After junk removal services, tag sales and meetings with my brothers to distribute what was left, I claimed most of the photographs. There were hundreds of slide carousels, super 8 film and the necessary film equipment required to view the photographs. I pause because I am sad that my gadget, photography-loving father didn’t get to take selfies, shoot as many photos as he wanted on his IPhone without worrying about waste and most importantly that he didn’t get to capture his favorite subjects — his grandchildren. Yet, I knew that I would take what I could from the basement photo collections and one day pay homage to his passion that he shared with me. It took me years before I purchased a slide converter machine. The machine was cumbersome and time consuming so I quickly gave that up. The slew of photographs that it produced were grainy in quality, but beautiful nonetheless. There were photos of my Dad dressed in his crisp Navy uniform, with a white official looking hat and gloves, holding my Mom’s hands on a train platform. My parents were about to be separated for an unknown period, with the unpredictable nature of war, I found myself quickly shutting down my slide scanning operation as it was too painful to imagine. I allowed myself the time and space for some of these real and imagined feelings by honoring where I was at. I knew that when I was ready I would go back. Covid and the ensuing lockdown kept me stuck at home with many projects, one of which was to finally attack the collection of slides. I purchased a light box and found an app on my phone that would enable me to bring these 2x2 Kodachrome squares to modern photography life. Initially it took me some time to go through them. I would come across one of me nuzzled under my brother’s armpit, or a family trip to Paris in the 70’s when we drove to the french countryside and didnt have a hotel reservation leaving all five of us to sleep in the car overnight. It rained so hard that our windows fogged and my mom and brother played tic tac toe on the windshield. I searched my parent’s faces for resemblances of me.

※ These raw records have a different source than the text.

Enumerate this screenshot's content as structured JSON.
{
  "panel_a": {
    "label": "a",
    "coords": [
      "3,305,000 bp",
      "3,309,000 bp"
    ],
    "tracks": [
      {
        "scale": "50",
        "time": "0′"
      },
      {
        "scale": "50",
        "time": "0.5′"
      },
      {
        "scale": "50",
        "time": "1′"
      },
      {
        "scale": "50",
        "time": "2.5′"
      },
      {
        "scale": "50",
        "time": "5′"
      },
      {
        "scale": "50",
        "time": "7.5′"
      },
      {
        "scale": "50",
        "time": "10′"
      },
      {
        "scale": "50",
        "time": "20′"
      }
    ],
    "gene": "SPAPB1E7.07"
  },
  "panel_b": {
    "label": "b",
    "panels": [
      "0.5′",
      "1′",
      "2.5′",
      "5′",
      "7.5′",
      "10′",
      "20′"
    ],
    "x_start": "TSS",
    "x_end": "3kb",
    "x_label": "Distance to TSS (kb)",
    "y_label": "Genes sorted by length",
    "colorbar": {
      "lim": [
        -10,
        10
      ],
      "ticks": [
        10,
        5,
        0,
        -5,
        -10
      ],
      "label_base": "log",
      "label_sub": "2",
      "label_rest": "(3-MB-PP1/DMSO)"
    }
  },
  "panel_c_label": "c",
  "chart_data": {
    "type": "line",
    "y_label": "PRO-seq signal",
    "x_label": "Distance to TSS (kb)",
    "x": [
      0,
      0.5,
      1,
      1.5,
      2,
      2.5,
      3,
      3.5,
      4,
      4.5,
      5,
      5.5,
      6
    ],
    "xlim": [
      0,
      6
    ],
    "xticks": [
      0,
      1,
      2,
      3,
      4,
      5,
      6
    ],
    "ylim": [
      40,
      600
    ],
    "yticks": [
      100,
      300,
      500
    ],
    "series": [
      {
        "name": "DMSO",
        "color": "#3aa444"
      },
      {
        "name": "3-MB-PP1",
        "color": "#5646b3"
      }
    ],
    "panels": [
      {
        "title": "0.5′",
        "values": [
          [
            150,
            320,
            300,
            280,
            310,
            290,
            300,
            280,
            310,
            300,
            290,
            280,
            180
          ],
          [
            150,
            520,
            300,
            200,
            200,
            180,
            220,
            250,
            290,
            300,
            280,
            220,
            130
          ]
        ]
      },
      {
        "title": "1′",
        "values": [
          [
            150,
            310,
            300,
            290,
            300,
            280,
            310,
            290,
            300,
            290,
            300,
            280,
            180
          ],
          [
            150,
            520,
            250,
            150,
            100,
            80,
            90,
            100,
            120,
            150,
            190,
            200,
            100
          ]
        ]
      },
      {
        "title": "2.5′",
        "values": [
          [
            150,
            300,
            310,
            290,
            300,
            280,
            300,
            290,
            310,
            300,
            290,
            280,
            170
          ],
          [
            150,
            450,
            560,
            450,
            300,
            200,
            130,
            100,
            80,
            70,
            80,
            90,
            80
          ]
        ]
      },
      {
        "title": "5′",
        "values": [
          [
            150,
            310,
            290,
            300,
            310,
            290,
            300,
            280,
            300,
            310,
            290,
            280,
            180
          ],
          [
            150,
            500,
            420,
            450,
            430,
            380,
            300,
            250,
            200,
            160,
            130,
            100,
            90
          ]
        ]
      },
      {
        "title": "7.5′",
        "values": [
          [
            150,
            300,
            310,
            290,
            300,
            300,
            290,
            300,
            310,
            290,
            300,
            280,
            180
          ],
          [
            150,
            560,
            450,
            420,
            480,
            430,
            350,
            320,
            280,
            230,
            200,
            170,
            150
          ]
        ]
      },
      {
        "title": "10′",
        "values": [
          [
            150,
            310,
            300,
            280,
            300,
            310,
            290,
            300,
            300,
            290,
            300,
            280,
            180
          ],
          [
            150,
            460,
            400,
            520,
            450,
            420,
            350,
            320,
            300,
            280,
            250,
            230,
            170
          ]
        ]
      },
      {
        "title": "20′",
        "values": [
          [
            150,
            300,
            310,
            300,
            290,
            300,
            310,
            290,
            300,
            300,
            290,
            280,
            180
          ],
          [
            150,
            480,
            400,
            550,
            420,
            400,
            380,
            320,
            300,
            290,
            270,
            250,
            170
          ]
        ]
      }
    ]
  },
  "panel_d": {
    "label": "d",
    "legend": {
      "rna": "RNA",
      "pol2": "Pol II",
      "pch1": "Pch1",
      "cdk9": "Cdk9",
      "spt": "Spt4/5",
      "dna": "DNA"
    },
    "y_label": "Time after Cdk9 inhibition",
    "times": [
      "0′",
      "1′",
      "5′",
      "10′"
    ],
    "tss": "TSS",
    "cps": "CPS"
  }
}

What all of this historical digging did for me both made me sad, yearning for an opportunity to laugh across a table with my parents and siblings, and also grateful that despite the fact that it is difficult to recall what it was like to be that 11 year old girl in those photos, the overall feelings I am left with are ones that fuel me and are the core of who I am. Found objects from our past help to place us in time, with our associated feelings that may be difficult to access without something tangible to anchor us. I get to conjure up the feelings that perhaps my Dad had on the other side of the lens, see traces of a 70’s childhood with my long wispy hair and short shorts and feel grateful to have been part of a family that loved me. I wouldn’t have traded sleeping in a car in the french countryside for a comfy bed in a chateau. Those and many more of my collective life experiences make me me, and just like a tapestry is made from different color threads, I too am made from threads of experiences, some more colorful than others, but for sure tightly woven.